Como e Inter non si fanno male: la semifinale d’andata di Coppa Italia finisce a reti bianche e tutto si deciderà nella sfida di ritorno, in programma a fine aprile a San Siro. Una partita tutt’altro che entusiasmante in riva al Lago, considerando che la voglia di non rischiare ha prevalso per quasi tutta la gara rispetto alle idee per cercare di segnare. D’altronde, viste le scelte di formazione dei due tecnici, forse era anche difficile aspettarsi qualcosa di diverso: Fabregas ha scelto un 4-2-3-1 (che in fase difensiva si è trasformato in 4-5-1) con Nico Paz da falso nueve, dall’altra parte invece Chivu ha cambiato otto uomini rispetto alla vittoria con il Lecce facendo muovere Diouf da seconda punta alle spalle di Esposito.
Coppa Italia; Como 1907-FC Inter
Fin dai primi minuti, così, le due squadre si scambiano lunghe fasi di possesso, senza però trovare varchi nelle difese avversarie, anche perché l’attenzione per la fase di non possesso è altissima da entrambe le parti. La prima occasione è per il Como, con Vojvoda che approfitta di un errore di Bisseck per involarsi verso la porta ma viene chiuso da Carlos Augusto al momento del tiro.
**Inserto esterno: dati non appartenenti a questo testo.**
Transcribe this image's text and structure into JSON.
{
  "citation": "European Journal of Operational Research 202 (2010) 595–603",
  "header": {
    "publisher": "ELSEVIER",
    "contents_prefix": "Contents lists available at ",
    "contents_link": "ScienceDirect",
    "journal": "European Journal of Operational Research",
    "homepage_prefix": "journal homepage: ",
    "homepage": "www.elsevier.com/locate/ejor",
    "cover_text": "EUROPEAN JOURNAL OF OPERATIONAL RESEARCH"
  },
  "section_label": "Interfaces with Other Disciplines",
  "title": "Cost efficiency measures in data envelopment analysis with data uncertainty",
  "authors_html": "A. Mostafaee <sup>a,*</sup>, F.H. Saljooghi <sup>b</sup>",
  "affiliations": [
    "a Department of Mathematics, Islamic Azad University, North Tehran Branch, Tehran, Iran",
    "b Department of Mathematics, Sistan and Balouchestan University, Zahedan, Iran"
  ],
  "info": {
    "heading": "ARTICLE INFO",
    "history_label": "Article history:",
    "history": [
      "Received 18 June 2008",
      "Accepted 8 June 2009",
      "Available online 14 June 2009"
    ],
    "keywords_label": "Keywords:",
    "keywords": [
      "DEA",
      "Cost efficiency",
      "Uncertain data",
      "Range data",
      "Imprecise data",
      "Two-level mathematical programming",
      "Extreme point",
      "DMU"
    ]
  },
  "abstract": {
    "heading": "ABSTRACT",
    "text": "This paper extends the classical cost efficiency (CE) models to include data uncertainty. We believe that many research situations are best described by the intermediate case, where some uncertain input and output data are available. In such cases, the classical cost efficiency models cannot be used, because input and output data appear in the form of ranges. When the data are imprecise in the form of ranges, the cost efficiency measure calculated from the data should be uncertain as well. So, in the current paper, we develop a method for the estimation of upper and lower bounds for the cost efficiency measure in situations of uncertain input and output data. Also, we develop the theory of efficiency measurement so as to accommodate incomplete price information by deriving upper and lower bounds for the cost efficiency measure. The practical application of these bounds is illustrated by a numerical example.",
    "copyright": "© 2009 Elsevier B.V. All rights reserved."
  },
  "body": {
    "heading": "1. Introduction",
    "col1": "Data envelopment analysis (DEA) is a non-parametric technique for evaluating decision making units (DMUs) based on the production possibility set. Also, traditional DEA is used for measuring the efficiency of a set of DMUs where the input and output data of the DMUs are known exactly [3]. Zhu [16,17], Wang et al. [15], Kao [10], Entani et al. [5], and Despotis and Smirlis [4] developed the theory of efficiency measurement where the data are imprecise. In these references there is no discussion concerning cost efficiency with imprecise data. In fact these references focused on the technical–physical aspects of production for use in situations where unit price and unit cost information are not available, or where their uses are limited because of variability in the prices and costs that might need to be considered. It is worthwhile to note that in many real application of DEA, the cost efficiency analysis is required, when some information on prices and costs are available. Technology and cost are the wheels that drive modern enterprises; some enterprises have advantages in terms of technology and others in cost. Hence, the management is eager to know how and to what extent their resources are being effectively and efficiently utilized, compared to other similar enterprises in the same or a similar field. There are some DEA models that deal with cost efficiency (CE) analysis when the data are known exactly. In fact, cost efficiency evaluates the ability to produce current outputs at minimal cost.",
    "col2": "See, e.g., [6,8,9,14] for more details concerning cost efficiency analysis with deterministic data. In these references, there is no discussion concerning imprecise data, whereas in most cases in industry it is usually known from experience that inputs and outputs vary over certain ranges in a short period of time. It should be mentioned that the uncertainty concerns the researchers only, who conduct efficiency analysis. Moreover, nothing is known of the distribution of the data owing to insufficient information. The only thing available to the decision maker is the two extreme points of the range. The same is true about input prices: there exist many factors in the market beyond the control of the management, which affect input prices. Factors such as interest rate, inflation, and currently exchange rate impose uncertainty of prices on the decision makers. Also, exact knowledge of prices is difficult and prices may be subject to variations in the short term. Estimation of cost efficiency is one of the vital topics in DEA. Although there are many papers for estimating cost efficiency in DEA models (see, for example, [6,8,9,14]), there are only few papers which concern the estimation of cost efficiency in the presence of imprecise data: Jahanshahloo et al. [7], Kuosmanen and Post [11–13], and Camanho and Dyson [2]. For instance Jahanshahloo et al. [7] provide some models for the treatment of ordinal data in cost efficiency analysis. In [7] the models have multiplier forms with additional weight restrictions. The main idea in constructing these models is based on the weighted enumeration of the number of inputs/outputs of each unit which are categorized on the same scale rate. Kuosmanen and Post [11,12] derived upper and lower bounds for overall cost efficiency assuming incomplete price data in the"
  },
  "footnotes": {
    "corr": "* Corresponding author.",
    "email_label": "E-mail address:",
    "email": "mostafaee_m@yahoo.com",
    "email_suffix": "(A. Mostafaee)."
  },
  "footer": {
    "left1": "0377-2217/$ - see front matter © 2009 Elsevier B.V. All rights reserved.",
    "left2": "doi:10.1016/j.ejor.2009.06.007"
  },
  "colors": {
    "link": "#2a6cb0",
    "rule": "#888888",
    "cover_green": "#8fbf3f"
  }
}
I lariani poi rischiano per un errore di Butez che, sbagliando un passaggio, per poco non regala una clamorosa occasione a Frattesi in area. Ci prova anche Nico Paz, sinistro velenoso che Martinez è bravo a mettere in tuffo in corner. Poi è ancora Vojvoda a rendersi pericoloso, saltando Bastoni e Acerbi ma calciando a lato con l’esterno destro. La ripresa si apre con l’Inter che sfiora il vantaggio dopo 15 secondi: una spizzata di Esposito sul lancio di Martinez libera Darmian, il cui destro praticamente dalla riga di fondo colpisce il palo. Risponde subito il Como, che crea una occasione clamorosa quando Vojovda crossa ma Alex Valle, da dentro l’area piccola, non centra incredibilmente la porta. Fabregas e Chivu provano a smuovere le acque sfruttando le panchine: da un lato entra Diao (abbassando Nico Piaz alle sue spalle), dall’altro tra i nerazzurri si vedono Zielinski, Thuram e Dumfries.
Coppa Italia; Como 1907-FC Inter
Cambia poco, però, perché anzi i ritmi si abbassano ulteriormente, quasi a non volersi fare male. Il Como ogni tanto ci prova, ma la retroguardia interista fa sempre buona guardia, mentre l’Inter non sembra nemmeno troppo intenzionata a spingersi in avanti le poche volte in cui supera la metà campo, limitandosi a un lento palleggio per evitare di prendersi rischi. Nel finale pure la fatica si fa sentire, tanto nelle gambe quanto anche nella testa dei giocatori considerando i prossimi impegni delle due squadre: per i lariani la delicata trasferta a Cagliari di sabato pomeriggio, ma soprattutto per i nerazzurri il derby di domenica sera contro il Milan che può indirizzare quasi definitivamente la corsa scudetto. E così la sfida si conclude con un eterno possesso palla sterile interista, con il Como a guardare i difensori di Chivu scambiarsi il pallone per quasi una decina di minuti. Per decidere la finalista di Coppa Italia, in sostanza, ci sarà tempo più avanti.